Fluctuations in the demand are likely to impact negatively on predictability, making planning ahead very difficult. In the computing field, this is part of the rationale for “on-demand” or “utility” computing, such as provided by “cloud computing”.
In respect of scheduling, the allocation of resources at different times may be relatively more or less desirable due to differences in the “cost” (which may be financial or technical) of providing the necessary resources at a particular time. This can depend on external factors, such as the price of electricity varying over a 24 hour cycle.
The concept of optimal resource allocation can be most readily understood in financial terms, although it is equally applicable where “costs” are, for example, power consumption, network efficiency, etc.: if certain conditions are met (including in terms of the pricing model), there will be, at any time, a given amount of resources for which the difference between the income generated by and the operational expenses incurred from committing said amount peaks. This particular value is obviously a “sweet spot”. This can arise where the “price” for the execution of a task is fixed, but the “cost” of the resources being used increases with total volume of resources being allocated (this is a typical offer vs demand scenario in which the price per unit increases as a finite resource becomes scarcer). Alternatively, the resource “cost” may be fixed but the “price charged” for execution decreases (in financial terms this could arise if a customer is given an incremental discount when increasing use of the service). Combinations of such balancing may exist, which may result in multiple “sweet spots”.
The present invention aims to provide a way of controlling the allocation of resources so as to shape the load such that, at any given time, the amount of resources needed to meet the agreed quality of service target for the accepted requests comes as close as possible to the instantaneous ideal value.
Although methods of allocating resources are known, these methods tend to either be determinative (i.e. calculate the optimized allocation in advance) and so do not take account of real-time conditions in the system, or if dynamic (i.e. operate at run-time), do not result in significant improvements in optimizing resource use.
Examples of known dynamic (also referred to as “run-time” or “reactive”) scheduling strategies are set out below.
“First Come-First Served”: this strategy allocates resources to a task as soon as it arrives/is demanded. As a result, there is no optimization of the allocation of resources and the result is resource hogging by long-running, non-urgent processes and sub-optimal optimization for shorter processes. This is the simplest form of run-time scheduling and so is generally treated as the benchmark for alternative optimization approaches.
“Predictable Maximum Waiting Time”: this strategy causes the priority of an unscheduled task to increase over time until it is eventually allocated the necessary resources.
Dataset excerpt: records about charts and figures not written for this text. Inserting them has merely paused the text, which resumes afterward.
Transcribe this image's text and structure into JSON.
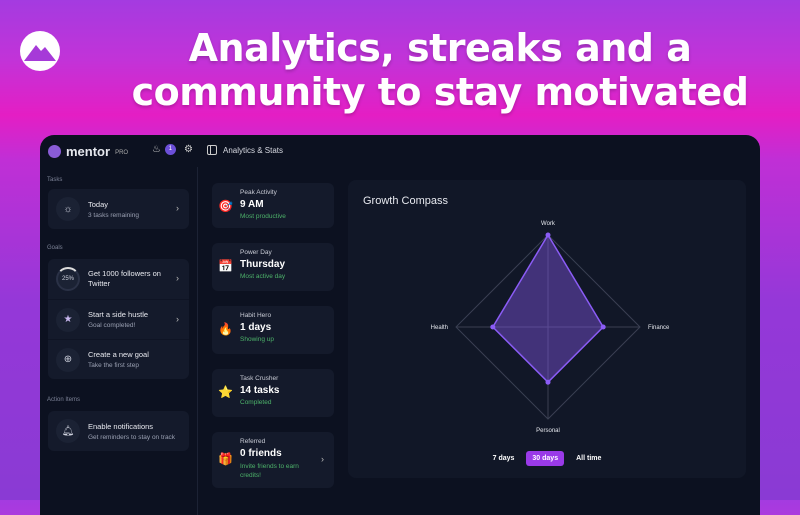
{
  "headline": "Analytics, streaks and a community to stay motivated",
  "app": {
    "name": "mentor",
    "tier": "PRO",
    "badge_count": "1",
    "page_title": "Analytics & Stats"
  },
  "sidebar": {
    "tasks_label": "Tasks",
    "today": {
      "title": "Today",
      "subtitle": "3 tasks remaining"
    },
    "goals_label": "Goals",
    "goals": [
      {
        "title": "Get 1000 followers on Twitter",
        "progress": "25%",
        "progress_value": 25
      },
      {
        "title": "Start a side hustle",
        "subtitle": "Goal completed!"
      },
      {
        "title": "Create a new goal",
        "subtitle": "Take the first step"
      }
    ],
    "actions_label": "Action Items",
    "actions": [
      {
        "title": "Enable notifications",
        "subtitle": "Get reminders to stay on track"
      }
    ]
  },
  "stats": [
    {
      "label": "Peak Activity",
      "value": "9 AM",
      "sub": "Most productive",
      "icon": "🎯"
    },
    {
      "label": "Power Day",
      "value": "Thursday",
      "sub": "Most active day",
      "icon": "📅"
    },
    {
      "label": "Habit Hero",
      "value": "1 days",
      "sub": "Showing up",
      "icon": "🔥"
    },
    {
      "label": "Task Crusher",
      "value": "14 tasks",
      "sub": "Completed",
      "icon": "⭐"
    },
    {
      "label": "Referred",
      "value": "0 friends",
      "sub": "Invite friends to earn credits!",
      "icon": "🎁"
    }
  ],
  "chart_data": {
    "type": "radar",
    "title": "Growth Compass",
    "categories": [
      "Work",
      "Finance",
      "Personal",
      "Health"
    ],
    "values": [
      100,
      60,
      60,
      60
    ],
    "range": [
      0,
      100
    ],
    "color": "#8b5cf6"
  },
  "ranges": {
    "options": [
      "7 days",
      "30 days",
      "All time"
    ],
    "selected": "30 days"
  }
}
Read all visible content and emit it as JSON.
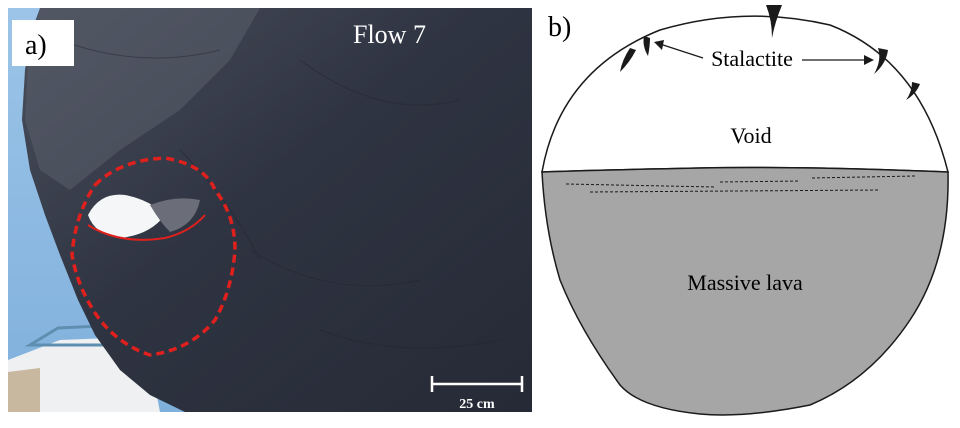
{
  "panel_a": {
    "label": "a)",
    "title": "Flow 7",
    "scale_bar_label": "25 cm"
  },
  "panel_b": {
    "label": "b)",
    "stalactite_label": "Stalactite",
    "void_label": "Void",
    "lava_label": "Massive lava"
  },
  "colors": {
    "sky": "#8fb9e0",
    "rock": "#2f3340",
    "outline_red": "#e0201c",
    "lava_fill": "#a6a6a6",
    "line": "#1a1a1a"
  }
}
This ensures that a task is performed within a predictable time period from arrival, but provides no optimization of resource utilization. In particular, an overdue process may end up having sufficient priority to be executed at a time which is very sub-optimal in terms of resource utilization.
“Earliest Deadline First”: this strategy prioritises task based on their deadline and is used to ensure that critical tasks are not delayed by the scheduling. However it is rarely successful in achieving any optimisation of the resource utilisation. Furthermore, if most tasks are equally urgent, this strategy effectively ends up as a “First Come-First Served” strategy.
“Shortest Job First”: this strategy aims at maximizing throughput of tasks by scheduling the shortest tasks first. This is rarely an optimal scheduling strategy, both in terms of meeting deadlines and resource utilization, unless there is prior knowledge that short processes are likely to be the most urgent.
It is therefore an object of the present invention to provide a method and system for scheduling demands on a system which is able to operate dynamically during the operation of the system and which optimizes, and preferably improves, the use of the resources of the system.
It is an object of the present invention to provide a method and system for reactive scheduling of demands which ensures that deadlines are met.
It is an object of the present invention to provide a method and system for reactive scheduling of demands which demonstrates improved resource utilization compared to the benchmark of a “first come-first served” scheduling strategy.
It is preferable that the method and system of the present invention are simple and do not rely on global knowledge or historical data.